Source : Cass. civ. 1ère, 9 mars 2016, n°15-18.899, F-P+B+I
En l’espèce, un particulier souscrit en 2010 deux crédits immobiliers auprès d’une banque, et adhère pour l’occasion à deux contrats d’assurance groupe. En 2012, l’emprunteur notifie à la banque la résiliation des contrats d’assurance, et propose une substitution desdits contrats. L’établissement de crédit refusant cette substitution, il assigne celui-ci et les assureurs aux fins de voir constater la résiliation des contrats sur le fondement de l’article L.113-12 du Code des assurances, et de les voir condamner à payer des dommages-intérêts.
En défense, banque et assurances opposent les dispositions de l’article L.312-9 du Code de la consommation, texte spécial applicable à l’espèce, et prévoyant notamment une faculté de résiliation par l’emprunteur du contrat d’assurance groupe souscrit en garantie d’un crédit immobilier, durant les douze premiers mois du contrat. Au-delà, la résiliation n’est plus possible. L’article L.113-12 du Code des assurances, prévoyant un droit de résiliation du contrat d’assurance par le souscripteur à la date anniversaire dudit contrat, est un texte général, qui n’a pas vocation à s’appliquer aux résiliations des contrats d’assurance groupe souscrits dans le cadre d’un crédit immobilier.
La Cour d’appel de Bordeaux confirme pourtant le jugement de première instance.
La banque et les assureurs forment un pourvoi en cassation. Reprenant l’argumentation de la banque et des assureurs précitée, la Haute juridiction casse et annule l’arrêt d’appel, en vertu du principe selon lequel les lois spéciales dérogent aux lois générales (en latin : « Specalia generalibus derogant »).
La solution n’allait pas forcément de soi, puisque le litige est né entre la loi n°2010-737 du 1er juillet 2010 (dite « loi Lagarde ») et la loi n°2014-344 du 17 mars 2014 (dite « loi Hamon »), période pendant laquelle aucun texte spécial ne dérogeait au texte général quant à une faculté de résiliation du contrat d’assurance groupe par l’emprunteur dans le cadre d’un crédit immobilier (seule la faculté de substitution était envisagée). En effet, la loi de 2014 s’appliqueaux contrats souscrits à compter du 26 juillet 2014 (article 54 VI de la loi). La question de l’application de la loi dans le temps se posait également pour les Hauts magistrats.

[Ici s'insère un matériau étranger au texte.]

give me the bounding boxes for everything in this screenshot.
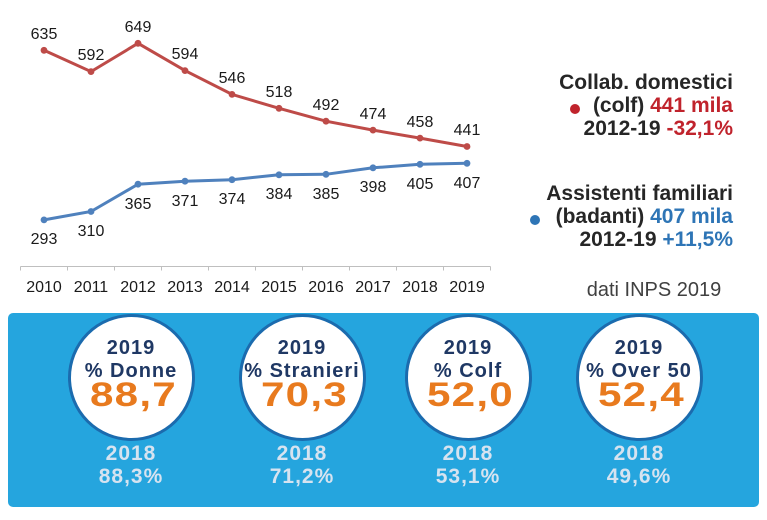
svg-text:310: 310 [78,223,105,240]
svg-text:405: 405 [407,176,434,193]
svg-text:441: 441 [454,122,481,139]
svg-text:2014: 2014 [214,279,250,296]
svg-text:635: 635 [31,26,58,43]
svg-text:2015: 2015 [261,279,297,296]
svg-text:2016: 2016 [308,279,344,296]
svg-text:2017: 2017 [355,279,391,296]
svg-text:2012: 2012 [120,279,156,296]
svg-text:2019: 2019 [449,279,485,296]
svg-text:592: 592 [78,47,105,64]
svg-text:2013: 2013 [167,279,203,296]
svg-text:365: 365 [125,196,152,213]
svg-text:518: 518 [266,84,293,101]
svg-text:374: 374 [219,191,246,208]
svg-text:293: 293 [31,231,58,248]
svg-text:371: 371 [172,193,199,210]
svg-text:384: 384 [266,186,293,203]
svg-text:492: 492 [313,97,340,114]
svg-text:546: 546 [219,70,246,87]
svg-text:474: 474 [360,106,387,123]
svg-text:398: 398 [360,179,387,196]
svg-text:458: 458 [407,114,434,131]
svg-text:649: 649 [125,19,152,36]
svg-text:2018: 2018 [402,279,438,296]
svg-text:407: 407 [454,175,481,192]
svg-text:385: 385 [313,186,340,203]
svg-text:2011: 2011 [74,279,109,296]
svg-text:594: 594 [172,46,199,63]
svg-text:2010: 2010 [26,279,62,296]
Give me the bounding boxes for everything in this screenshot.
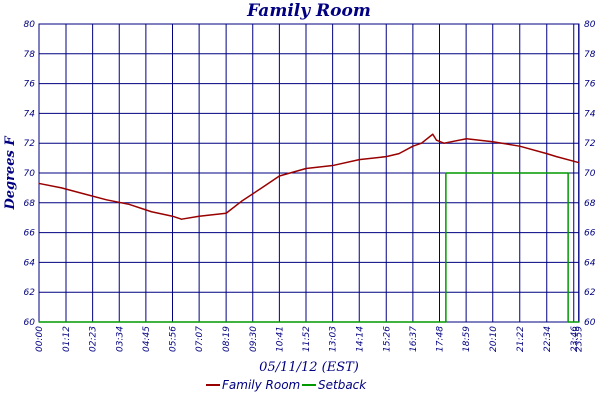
x-tick-label: 07:07 (195, 326, 205, 352)
y-tick-label-left: 64 (24, 258, 36, 268)
data-point-family-room (465, 138, 468, 140)
data-point-family-room (443, 142, 445, 144)
data-point-family-room (305, 167, 307, 170)
y-tick-label-right: 76 (584, 80, 596, 90)
y-tick-label-left: 76 (24, 80, 36, 90)
series-line-setback (39, 172, 579, 323)
data-point-setback (578, 321, 580, 323)
y-tick-label-right: 80 (584, 20, 596, 30)
x-tick-label: 00:00 (35, 326, 45, 352)
x-tick-label: 23:46 (570, 326, 580, 352)
legend: Family Room Setback (206, 378, 367, 392)
data-point-family-room (38, 182, 40, 185)
data-point-family-room (519, 145, 521, 147)
y-tick-label-right: 74 (584, 109, 596, 119)
data-point-family-room (578, 161, 580, 164)
y-tick-label-left: 80 (24, 20, 36, 30)
series-line-family-room (38, 133, 579, 220)
x-tick-label: 22:34 (543, 326, 553, 352)
y-tick-label-left: 70 (24, 169, 36, 179)
data-point-family-room (555, 156, 558, 158)
x-tick-label: 20:10 (489, 326, 499, 352)
y-tick-label-left: 60 (24, 318, 36, 328)
data-point-family-room (60, 187, 63, 189)
axes: 60 60 62 62 64 64 66 66 68 68 70 70 72 72 74 74 76 76 78 78… (24, 20, 596, 352)
data-point-family-room (180, 218, 183, 220)
x-tick-label: 14:14 (355, 326, 365, 352)
y-tick-label-left: 78 (24, 50, 36, 60)
y-axis-label: Degrees F (3, 136, 18, 211)
data-point-family-room (105, 199, 108, 201)
data-point-family-room (435, 139, 438, 141)
data-point-family-room (83, 193, 85, 195)
data-point-setback (567, 321, 569, 323)
x-tick-label: 18:59 (462, 326, 472, 352)
x-tick-label: 02:23 (89, 326, 99, 352)
data-point-setback (445, 321, 447, 323)
x-tick-label: 11:52 (302, 326, 312, 352)
x-tick-label: 17:48 (436, 326, 446, 352)
y-tick-label-right: 78 (584, 50, 596, 60)
data-point-family-room (398, 153, 400, 155)
x-tick-label: 09:30 (249, 326, 259, 352)
x-tick-label: 10:41 (275, 326, 285, 352)
x-tick-label: 21:22 (516, 326, 526, 352)
data-point-family-room (240, 200, 243, 202)
chart-title: Family Room (246, 1, 371, 21)
x-tick-label: 05:56 (169, 326, 179, 352)
y-tick-label-right: 72 (584, 139, 596, 149)
data-point-family-room (432, 133, 434, 135)
y-tick-label-right: 62 (584, 288, 596, 298)
data-point-family-room (546, 153, 548, 155)
y-tick-label-left: 62 (24, 288, 36, 298)
legend-label: Setback (318, 378, 367, 392)
y-tick-label-right: 64 (584, 258, 596, 268)
x-tick-label: 15:26 (382, 326, 392, 352)
data-point-family-room (198, 215, 200, 217)
data-point-family-room (225, 212, 227, 214)
data-point-family-room (128, 203, 130, 205)
data-point-family-room (385, 156, 387, 158)
series (38, 133, 580, 323)
data-point-family-room (412, 145, 414, 147)
legend-label: Family Room (222, 378, 300, 392)
data-point-family-room (420, 142, 423, 144)
y-tick-label-left: 72 (24, 139, 36, 149)
data-point-family-room (278, 175, 280, 177)
y-tick-label-right: 66 (584, 229, 596, 239)
x-tick-label: 23:59 (575, 326, 585, 352)
data-point-family-room (150, 211, 153, 213)
data-point-family-room (358, 158, 360, 161)
data-point-family-room (492, 141, 494, 143)
data-point-setback (38, 321, 40, 323)
x-axis-label: 05/11/12 (EST) (259, 360, 359, 375)
data-point-family-room (332, 164, 334, 167)
x-tick-label: 03:34 (115, 326, 125, 352)
data-point-family-room (263, 185, 265, 188)
y-tick-label-right: 70 (584, 169, 596, 179)
y-tick-label-left: 74 (24, 109, 36, 119)
x-tick-label: 08:19 (222, 326, 232, 352)
y-tick-label-left: 66 (24, 229, 36, 239)
y-tick-label-right: 60 (584, 318, 596, 328)
x-tick-label: 04:45 (142, 326, 152, 352)
y-tick-label-left: 68 (24, 199, 36, 209)
x-tick-label: 13:03 (329, 326, 339, 352)
x-tick-label: 16:37 (409, 326, 419, 352)
data-point-setback (445, 172, 447, 174)
data-point-setback (567, 172, 569, 174)
x-tick-label: 01:12 (62, 326, 72, 352)
y-tick-label-right: 68 (584, 199, 596, 209)
data-point-family-room (171, 215, 174, 217)
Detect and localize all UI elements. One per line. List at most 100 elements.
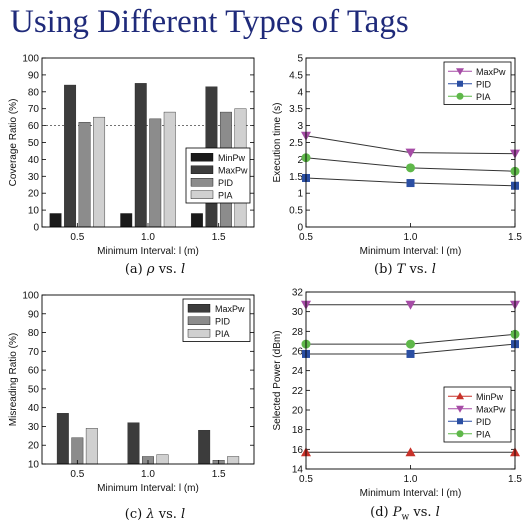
legend: MaxPw PID PIA: [182, 298, 251, 342]
y-tick-label: 2.5: [289, 138, 303, 149]
y-tick-label: 14: [292, 465, 304, 476]
y-tick-label: 0: [297, 223, 303, 234]
point-minpw: [405, 447, 416, 457]
y-tick-label: 40: [28, 155, 40, 166]
legend-label-minpw: MinPw: [476, 392, 504, 402]
caption-a: (a) ρ vs. l: [124, 262, 186, 277]
y-tick-label: 20: [28, 441, 40, 452]
legend: MaxPw PID PIA: [443, 61, 512, 105]
plot-area: [306, 292, 515, 469]
legend-marker-pia: [456, 430, 464, 438]
y-tick-label: 3: [297, 121, 303, 132]
y-axis-label: Coverage Ratio (%): [8, 99, 19, 187]
y-tick-label: 20: [292, 406, 304, 417]
legend-swatch-pia: [190, 190, 214, 199]
y-tick-label: 0: [33, 223, 39, 234]
legend-label-pid: PID: [476, 417, 492, 427]
legend: MinPw MaxPw PID PIA: [185, 147, 251, 204]
y-tick-label: 0.5: [289, 206, 303, 217]
selected-power-chart: 14 16 18 20 22 24 26 28 30 32 Minimum Interval: l …: [272, 288, 522, 500]
bar-maxpw: [198, 429, 211, 465]
misreading-ratio-chart: 10 20 30 40 50 60 70 80 90 100 Minimum Interval: l…: [8, 291, 255, 494]
legend-swatch-maxpw: [190, 165, 214, 174]
bar-pia: [163, 111, 176, 228]
x-tick-label: 1.5: [508, 232, 522, 243]
legend-label-pia: PIA: [218, 190, 233, 200]
y-tick-label: 50: [28, 384, 40, 395]
y-tick-label: 10: [28, 206, 40, 217]
legend-label-pid: PID: [215, 316, 231, 326]
y-tick-label: 30: [28, 422, 40, 433]
y-tick-label: 3.5: [289, 104, 303, 115]
legend-label-pia: PIA: [476, 92, 491, 102]
x-tick-label: 1.0: [141, 469, 155, 480]
bar-minpw: [190, 213, 203, 228]
y-tick-label: 22: [292, 386, 304, 397]
x-axis-label: Minimum Interval: l (m): [360, 246, 462, 257]
legend-label-pia: PIA: [476, 429, 491, 439]
legend-label-maxpw: MaxPw: [215, 304, 245, 314]
y-tick-label: 80: [28, 328, 40, 339]
x-axis-label: Minimum Interval: l (m): [360, 488, 462, 499]
bar-pia: [85, 428, 98, 465]
axes-frame: [305, 291, 516, 470]
y-tick-label: 70: [28, 104, 40, 115]
bar-minpw: [120, 213, 133, 228]
y-tick-label: 50: [28, 138, 40, 149]
point-pia: [406, 339, 415, 349]
legend-label-maxpw: MaxPw: [476, 67, 506, 77]
y-tick-label: 24: [292, 366, 304, 377]
legend-swatch-maxpw: [187, 304, 211, 313]
y-tick-label: 40: [28, 403, 40, 414]
x-tick-label: 0.5: [299, 232, 313, 243]
y-tick-label: 30: [292, 307, 304, 318]
y-tick-label: 16: [292, 445, 304, 456]
legend-marker-minpw: [456, 392, 464, 400]
legend: MinPw MaxPw PID PIA: [443, 386, 512, 443]
point-pia: [406, 163, 415, 173]
x-axis-label: Minimum Interval: l (m): [97, 246, 199, 257]
legend-marker-maxpw: [456, 405, 464, 413]
x-tick-label: 1.5: [508, 474, 522, 485]
y-axis-label: Selected Power (dBm): [272, 330, 283, 430]
y-tick-label: 1.5: [289, 172, 303, 183]
x-tick-label: 0.5: [299, 474, 313, 485]
legend-marker-pid: [457, 80, 463, 87]
y-tick-label: 2: [297, 155, 303, 166]
bar-pid: [78, 122, 91, 228]
caption-c: (c) λ vs. l: [124, 507, 186, 522]
y-tick-label: 4.5: [289, 70, 303, 81]
bar-maxpw: [127, 422, 140, 465]
y-tick-label: 90: [28, 309, 40, 320]
point-maxpw: [405, 148, 416, 158]
legend-marker-pia: [456, 92, 464, 100]
axes-frame: [305, 57, 516, 228]
bar-maxpw: [64, 84, 77, 228]
page-title: Using Different Types of Tags: [10, 4, 409, 40]
bar-maxpw: [134, 83, 147, 228]
caption-b: (b) T vs. l: [374, 262, 436, 277]
x-tick-label: 0.5: [70, 469, 84, 480]
x-tick-label: 1.0: [404, 232, 418, 243]
y-tick-label: 100: [22, 291, 39, 302]
y-tick-label: 80: [28, 87, 40, 98]
y-tick-label: 4: [297, 87, 303, 98]
point-maxpw: [405, 300, 416, 310]
bar-pid: [149, 118, 162, 228]
bar-minpw: [49, 213, 62, 228]
point-pid: [406, 179, 415, 188]
legend-label-pid: PID: [218, 178, 234, 188]
y-tick-label: 90: [28, 70, 40, 81]
legend-marker-maxpw: [456, 68, 464, 76]
y-tick-label: 18: [292, 425, 304, 436]
y-tick-label: 28: [292, 327, 304, 338]
bar-maxpw: [56, 413, 69, 465]
legend-swatch-pia: [187, 329, 211, 338]
axes-frame: [41, 57, 255, 228]
axes-frame: [41, 294, 255, 465]
legend-marker-pid: [457, 418, 463, 425]
y-tick-label: 70: [28, 347, 40, 358]
y-tick-label: 10: [28, 460, 40, 471]
y-tick-label: 30: [28, 172, 40, 183]
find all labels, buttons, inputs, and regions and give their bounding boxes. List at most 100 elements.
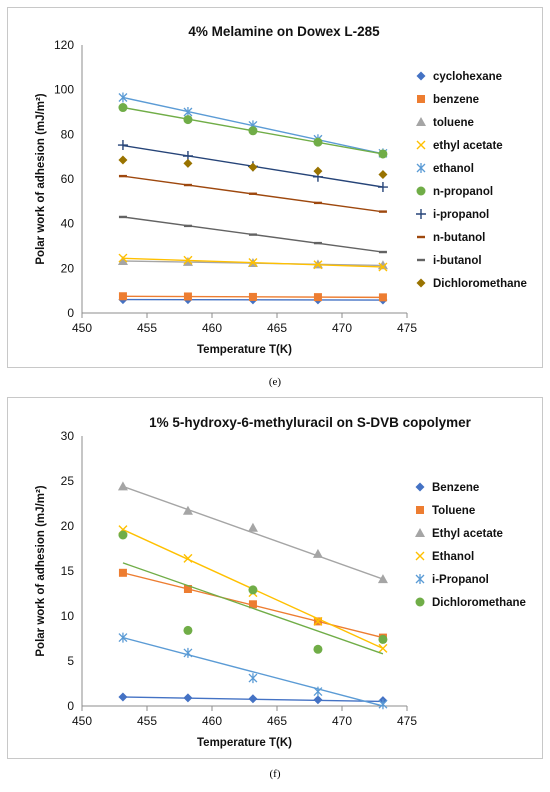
x-tick-label: 455	[137, 321, 157, 335]
data-point	[378, 210, 387, 213]
data-point	[183, 255, 193, 265]
data-point	[248, 673, 258, 684]
chart-panel-f: 1% 5-hydroxy-6-methyluracil on S-DVB cop…	[7, 397, 543, 759]
legend-marker	[416, 71, 426, 81]
data-point	[118, 215, 127, 219]
series-ethyl-acetate: ethyl acetate	[118, 140, 503, 272]
legend-label: Ethyl acetate	[432, 528, 503, 540]
legend-label: Dichloromethane	[433, 278, 527, 290]
y-tick-label: 5	[67, 654, 74, 668]
x-tick-label: 470	[332, 714, 352, 728]
data-point	[377, 182, 388, 193]
series-i-propanol: i-Propanol	[118, 574, 489, 710]
legend-marker	[417, 95, 425, 103]
data-point	[313, 241, 322, 245]
data-point	[183, 224, 192, 228]
chart-title: 1% 5-hydroxy-6-methyluracil on S-DVB cop…	[149, 415, 472, 430]
data-point	[313, 616, 323, 626]
data-point	[248, 192, 257, 195]
legend-label: i-Propanol	[432, 574, 489, 586]
series-dichloromethane: Dichloromethane	[118, 155, 527, 290]
data-point	[248, 292, 257, 301]
data-point	[118, 174, 127, 178]
data-point	[378, 250, 387, 254]
y-tick-label: 0	[67, 306, 74, 320]
legend-marker	[415, 528, 425, 537]
legend-marker	[416, 163, 426, 173]
series-i-propanol: i-propanol	[117, 140, 489, 221]
data-point	[117, 255, 128, 265]
data-point	[183, 292, 192, 301]
series-ethanol: Ethanol	[118, 525, 474, 653]
x-tick-label: 470	[332, 321, 352, 335]
data-point	[378, 643, 388, 653]
data-point	[378, 699, 388, 710]
legend-label: Benzene	[432, 482, 479, 494]
data-point	[183, 647, 193, 658]
caption-e: (e)	[268, 376, 282, 388]
chart-e-svg: 4% Melamine on Dowex L-285 0 20 40 60 80 100 12…	[35, 24, 527, 356]
data-point	[313, 695, 323, 705]
legend-marker	[416, 186, 426, 196]
series-benzene: Benzene	[118, 482, 479, 706]
data-point	[117, 140, 128, 151]
legend-label: i-butanol	[433, 255, 482, 267]
data-point	[313, 686, 323, 697]
series-n-propanol: n-propanol	[118, 103, 493, 198]
chart-f-svg: 1% 5-hydroxy-6-methyluracil on S-DVB cop…	[35, 415, 526, 749]
y-axis-label: Polar work of adhesion (mJ/m²)	[35, 93, 47, 264]
caption-f: (f)	[269, 768, 281, 780]
x-tick-label: 460	[202, 321, 222, 335]
x-tick-label: 465	[267, 321, 287, 335]
data-point	[118, 692, 128, 702]
legend-marker	[416, 506, 424, 514]
data-point	[248, 233, 257, 236]
data-point	[118, 155, 128, 165]
data-point	[183, 158, 193, 168]
data-point	[117, 481, 128, 491]
chart-title: 4% Melamine on Dowex L-285	[188, 24, 380, 39]
data-point	[118, 292, 127, 301]
series-ethyl-acetate: Ethyl acetate	[117, 481, 503, 584]
legend-label: n-propanol	[433, 186, 493, 198]
data-point	[378, 634, 388, 644]
y-axis-label: Polar work of adhesion (mJ/m²)	[35, 485, 47, 656]
data-point	[118, 568, 127, 577]
legend-label: n-butanol	[433, 232, 485, 244]
data-point	[312, 548, 323, 558]
legend-marker	[417, 258, 425, 262]
y-tick-label: 100	[54, 83, 74, 97]
y-tick-label: 40	[61, 217, 75, 231]
data-point	[313, 644, 323, 654]
legend-label: cyclohexane	[433, 71, 502, 83]
data-point	[118, 632, 128, 643]
legend-marker	[415, 574, 425, 584]
data-point	[248, 258, 258, 268]
data-point	[313, 166, 323, 176]
x-tick-label: 475	[397, 714, 417, 728]
x-tick-label: 450	[72, 321, 92, 335]
legend-marker	[416, 209, 426, 219]
data-point	[313, 260, 323, 270]
legend-marker	[416, 140, 426, 150]
data-point	[118, 253, 128, 263]
data-point	[313, 137, 323, 147]
data-point	[183, 693, 193, 703]
x-tick-label: 475	[397, 321, 417, 335]
legend-marker	[415, 597, 425, 607]
data-point	[378, 149, 388, 159]
data-point	[247, 522, 258, 532]
data-point	[313, 293, 322, 302]
y-tick-label: 0	[67, 699, 74, 713]
data-point	[377, 574, 388, 584]
y-tick-label: 20	[61, 261, 75, 275]
series-n-butanol: n-butanol	[118, 174, 485, 244]
y-tick-label: 120	[54, 38, 74, 52]
legend-label: Ethanol	[432, 551, 474, 563]
data-point	[378, 170, 388, 180]
trend-line	[122, 562, 384, 655]
series-toluene: Toluene	[118, 505, 475, 642]
x-tick-label: 460	[202, 714, 222, 728]
data-point	[248, 126, 258, 136]
series-ethanol: ethanol	[118, 92, 474, 175]
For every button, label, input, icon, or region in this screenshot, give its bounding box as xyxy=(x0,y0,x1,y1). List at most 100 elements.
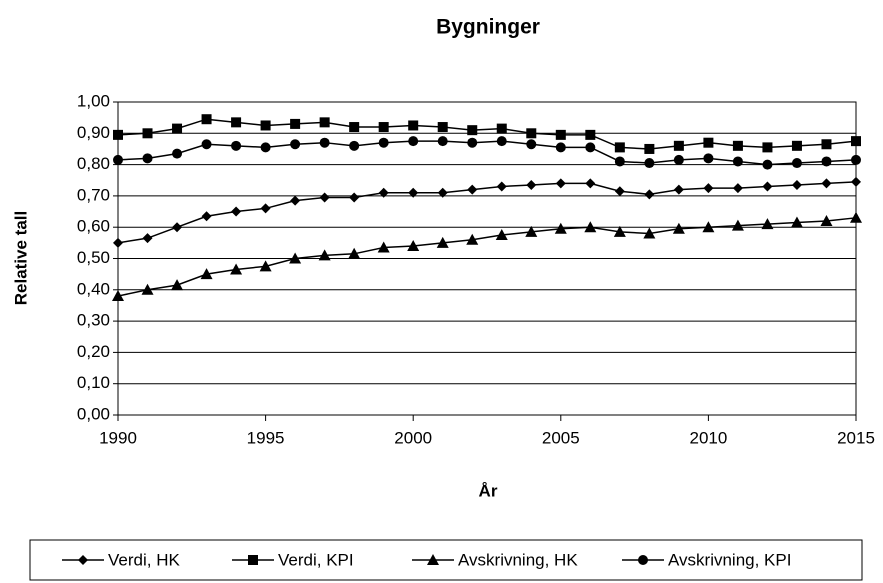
marker xyxy=(319,192,330,203)
marker xyxy=(259,260,272,272)
marker xyxy=(260,120,271,131)
marker xyxy=(467,125,478,136)
marker xyxy=(851,176,861,187)
marker xyxy=(172,222,183,233)
marker xyxy=(525,225,538,237)
marker xyxy=(378,122,389,133)
marker xyxy=(585,142,596,153)
marker xyxy=(791,140,802,151)
marker xyxy=(644,189,655,200)
marker xyxy=(762,181,773,192)
marker xyxy=(850,211,862,223)
marker xyxy=(408,136,419,147)
marker xyxy=(526,139,537,150)
marker xyxy=(584,221,597,233)
marker xyxy=(613,225,626,237)
y-tick-label: 0,60 xyxy=(77,217,110,236)
marker xyxy=(231,140,242,151)
marker xyxy=(673,184,684,195)
x-tick-label: 1990 xyxy=(99,428,137,447)
marker xyxy=(113,129,123,140)
marker xyxy=(644,143,655,154)
marker xyxy=(319,137,330,148)
marker xyxy=(526,128,537,139)
marker xyxy=(555,129,566,140)
marker xyxy=(762,159,773,170)
plot-area xyxy=(117,101,857,416)
marker xyxy=(289,252,302,264)
marker xyxy=(821,178,832,189)
x-tick-label: 2015 xyxy=(837,428,875,447)
marker xyxy=(260,203,271,214)
marker xyxy=(851,154,861,165)
x-tick-label: 2010 xyxy=(689,428,727,447)
marker xyxy=(555,178,566,189)
marker xyxy=(290,139,301,150)
marker xyxy=(318,249,331,261)
marker xyxy=(495,229,508,241)
marker xyxy=(378,187,389,198)
marker xyxy=(172,148,183,159)
marker xyxy=(703,137,714,148)
marker xyxy=(437,187,448,198)
marker xyxy=(732,156,743,167)
marker xyxy=(349,122,360,133)
marker xyxy=(113,154,123,165)
marker xyxy=(762,142,773,153)
y-tick-label: 0,80 xyxy=(77,154,110,173)
marker xyxy=(585,129,596,140)
marker xyxy=(585,178,596,189)
marker xyxy=(820,214,833,226)
marker xyxy=(142,128,153,139)
marker xyxy=(349,192,360,203)
marker xyxy=(614,156,625,167)
y-axis-title: Relative tall xyxy=(11,211,30,306)
marker xyxy=(496,181,507,192)
chart-title: Bygninger xyxy=(436,16,540,39)
marker xyxy=(377,241,390,253)
marker xyxy=(790,216,803,228)
marker xyxy=(200,268,213,280)
x-tick-label: 1995 xyxy=(247,428,285,447)
legend-marker xyxy=(248,555,258,565)
marker xyxy=(702,221,715,233)
y-tick-label: 0,50 xyxy=(77,248,110,267)
marker xyxy=(791,179,802,190)
legend-marker xyxy=(638,555,648,565)
marker xyxy=(821,156,832,167)
marker xyxy=(201,139,212,150)
series-line xyxy=(117,217,857,297)
marker xyxy=(555,142,566,153)
marker xyxy=(791,158,802,169)
marker xyxy=(201,211,212,222)
marker xyxy=(467,137,478,148)
marker xyxy=(703,183,714,194)
marker xyxy=(142,153,153,164)
marker xyxy=(290,118,301,129)
marker xyxy=(436,236,449,248)
legend-label: Verdi, KPI xyxy=(278,550,354,569)
x-tick-label: 2005 xyxy=(542,428,580,447)
legend-label: Verdi, HK xyxy=(108,550,180,569)
marker xyxy=(732,183,743,194)
y-tick-label: 0,40 xyxy=(77,279,110,298)
marker xyxy=(496,136,507,147)
marker xyxy=(643,227,656,239)
marker xyxy=(526,179,537,190)
marker xyxy=(142,233,153,244)
y-tick-label: 0,70 xyxy=(77,185,110,204)
marker xyxy=(112,290,124,302)
legend-marker xyxy=(427,554,439,565)
legend-box xyxy=(29,539,863,581)
legend-label: Avskrivning, HK xyxy=(458,550,578,569)
x-tick-label: 2000 xyxy=(394,428,432,447)
marker xyxy=(437,122,448,133)
marker xyxy=(290,195,301,206)
marker xyxy=(851,136,861,147)
marker xyxy=(437,136,448,147)
legend-marker xyxy=(78,555,88,565)
marker xyxy=(467,184,478,195)
y-tick-label: 0,30 xyxy=(77,311,110,330)
marker xyxy=(408,120,419,131)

La Cour d’appel de Douai a encore récemment jugé en sens contraire[1], considérant que l’assurance emprunteur pouvait être résiliée annuellement car, s’agissant d’une assurance vie mixte, l’article L.113-12 du Code des assurances prévoyant une faculté de résiliation à échéance annuelle devait s’appliquer.
La réponse est aujourd’hui claire, et les juges du fond devront à l’avenir se conformer à la position de la Cour de cassation.
Il est à noter qu’à compter du 1er juillet 2016, l’article L.312-9 alinéa 5 du Code de la consommation deviendra l’article L.313-15 (ordonnance n°2016-301 du 14 mars 2016 relative à la partie législative du code de la consommation). La recodification du Code de la consommation se faisant à droit constant, la jurisprudence ci-avant commentée sera toujours applicable.